Two weeks of late May mysteriously land in the middle of March, and I manage not to get over to the park more than once or twice. The reason: My own garden has been bursting out and yelling at me to perform every manner of service for it. A dozen rosebushes alone have been screeching to be pruned, and without the excuse of being miserable in the cold, I have been their slave.
But I've got to get over there because all sorts of stuff is going on. From my front porch, I can see that the trees are greening up, smudged with verdant pastel, a full month ahead of schedule. And that's not all.

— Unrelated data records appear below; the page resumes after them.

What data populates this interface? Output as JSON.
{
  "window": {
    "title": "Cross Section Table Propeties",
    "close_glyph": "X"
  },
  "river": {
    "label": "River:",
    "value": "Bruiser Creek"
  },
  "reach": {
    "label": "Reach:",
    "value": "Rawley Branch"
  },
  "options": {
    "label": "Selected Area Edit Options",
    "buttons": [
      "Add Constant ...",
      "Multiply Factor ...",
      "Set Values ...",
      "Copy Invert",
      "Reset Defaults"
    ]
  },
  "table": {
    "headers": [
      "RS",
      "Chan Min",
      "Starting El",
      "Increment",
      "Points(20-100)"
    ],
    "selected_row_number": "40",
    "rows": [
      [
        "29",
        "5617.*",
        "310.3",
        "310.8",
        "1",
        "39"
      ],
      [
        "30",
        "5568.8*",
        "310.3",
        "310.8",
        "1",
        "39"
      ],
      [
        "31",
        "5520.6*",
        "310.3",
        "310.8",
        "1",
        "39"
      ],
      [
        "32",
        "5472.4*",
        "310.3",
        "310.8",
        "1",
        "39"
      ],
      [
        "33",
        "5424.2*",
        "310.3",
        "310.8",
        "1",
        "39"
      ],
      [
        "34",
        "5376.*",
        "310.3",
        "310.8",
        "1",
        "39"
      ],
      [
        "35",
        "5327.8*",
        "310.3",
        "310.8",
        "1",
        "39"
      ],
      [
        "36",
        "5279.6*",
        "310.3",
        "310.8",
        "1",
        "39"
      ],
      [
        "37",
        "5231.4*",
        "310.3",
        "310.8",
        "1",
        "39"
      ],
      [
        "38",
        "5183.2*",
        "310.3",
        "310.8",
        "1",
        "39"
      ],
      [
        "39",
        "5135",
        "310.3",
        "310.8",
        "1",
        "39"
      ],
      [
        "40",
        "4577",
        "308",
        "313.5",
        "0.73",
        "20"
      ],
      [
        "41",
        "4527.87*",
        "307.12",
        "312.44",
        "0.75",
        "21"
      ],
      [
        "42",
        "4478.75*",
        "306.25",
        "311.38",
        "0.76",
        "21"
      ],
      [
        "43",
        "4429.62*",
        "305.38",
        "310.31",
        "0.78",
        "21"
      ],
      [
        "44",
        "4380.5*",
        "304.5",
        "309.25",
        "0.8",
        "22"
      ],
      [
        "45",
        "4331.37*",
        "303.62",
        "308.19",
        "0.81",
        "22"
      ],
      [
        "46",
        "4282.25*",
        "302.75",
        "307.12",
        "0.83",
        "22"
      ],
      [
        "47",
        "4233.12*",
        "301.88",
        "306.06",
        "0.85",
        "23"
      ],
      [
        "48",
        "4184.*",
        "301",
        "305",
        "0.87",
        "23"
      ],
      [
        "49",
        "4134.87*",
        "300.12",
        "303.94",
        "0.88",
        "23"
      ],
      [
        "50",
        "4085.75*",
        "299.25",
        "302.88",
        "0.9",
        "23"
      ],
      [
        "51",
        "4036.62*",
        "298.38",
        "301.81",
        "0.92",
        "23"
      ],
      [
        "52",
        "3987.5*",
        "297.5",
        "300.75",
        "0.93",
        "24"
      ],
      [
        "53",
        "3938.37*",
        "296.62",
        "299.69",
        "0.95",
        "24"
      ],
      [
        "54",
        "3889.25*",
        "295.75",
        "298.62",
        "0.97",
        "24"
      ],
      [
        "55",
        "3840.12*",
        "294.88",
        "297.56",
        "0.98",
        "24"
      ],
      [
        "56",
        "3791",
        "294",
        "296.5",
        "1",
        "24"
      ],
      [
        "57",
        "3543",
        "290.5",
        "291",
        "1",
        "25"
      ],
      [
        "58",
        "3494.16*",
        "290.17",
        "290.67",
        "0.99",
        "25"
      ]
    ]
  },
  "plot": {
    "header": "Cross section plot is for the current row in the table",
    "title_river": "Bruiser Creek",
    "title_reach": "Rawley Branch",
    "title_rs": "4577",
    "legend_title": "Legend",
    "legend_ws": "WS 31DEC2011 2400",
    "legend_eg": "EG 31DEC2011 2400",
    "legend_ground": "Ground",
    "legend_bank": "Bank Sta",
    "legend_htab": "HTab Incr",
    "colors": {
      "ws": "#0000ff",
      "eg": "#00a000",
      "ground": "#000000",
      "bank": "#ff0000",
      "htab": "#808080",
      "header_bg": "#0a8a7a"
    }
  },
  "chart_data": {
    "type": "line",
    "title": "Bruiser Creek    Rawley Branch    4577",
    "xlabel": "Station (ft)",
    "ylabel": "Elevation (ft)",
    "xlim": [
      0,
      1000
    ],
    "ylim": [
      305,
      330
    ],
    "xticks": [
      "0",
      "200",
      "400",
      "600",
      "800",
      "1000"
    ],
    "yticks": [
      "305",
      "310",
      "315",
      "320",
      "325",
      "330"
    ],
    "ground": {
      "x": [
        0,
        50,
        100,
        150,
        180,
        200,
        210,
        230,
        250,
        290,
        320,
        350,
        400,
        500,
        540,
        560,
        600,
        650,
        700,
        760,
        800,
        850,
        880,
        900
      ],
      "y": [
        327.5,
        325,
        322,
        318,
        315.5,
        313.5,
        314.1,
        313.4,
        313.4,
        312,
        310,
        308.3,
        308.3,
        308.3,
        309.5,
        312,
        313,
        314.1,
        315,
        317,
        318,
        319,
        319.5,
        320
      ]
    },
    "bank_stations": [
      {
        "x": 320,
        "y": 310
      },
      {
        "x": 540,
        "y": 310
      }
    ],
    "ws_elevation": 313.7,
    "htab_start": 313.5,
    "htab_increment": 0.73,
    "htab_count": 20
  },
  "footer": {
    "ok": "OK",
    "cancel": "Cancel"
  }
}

* The Lakeside project is shaping up to be pretty damn amazing. Here's the Animated Architect Sketch; I love the snowy part, and the part where the trees drop down magically on Music Island. And the part at the very beginning where the Robert Moses crap building just disappears. (Thanks to the Q at Parkside blog for the heads-up.)
* The "Googa-Mooga" festival is stirring wild interest among the hip; it's some sort of food and music fest on May 19 and 20 that mysteriously, while "free," requires a ticket of extraordinary scarcity. Spouse has managed to acquire at least one of these prized tickets, which has him very excited even though we have yet to learn what bands are playing. Oh well: The festival's website proclaims that "food is the new rock," so we can dance along to the artisanal pickles.)
* And on March 31, the Carousel reopens for its hundredth anniversary. It's been given a nice tune-up by Todd W. Goings, a carousel doctor (what a dream job!), nicely profiled here. (Photo, right: Chester Higgins, New York Times)
* At the Prospect Park Zoo, the Golden Tamarins have a wee baby riding around on their blond backs. (Photo: Julie Larsen Maher/WCS)
Meanwhile, check out a nicely researched gem on the park's mysterious Vale of Cashmere at the wonderful history blog of the Brooklyn Public Library, Brooklynology. This is the long-gone "Children's Shelter." The Vale, that haunted and troubled gem, looks very different than the playground envisioned by Vaux and Olmsted. Time to get over there and see for myself.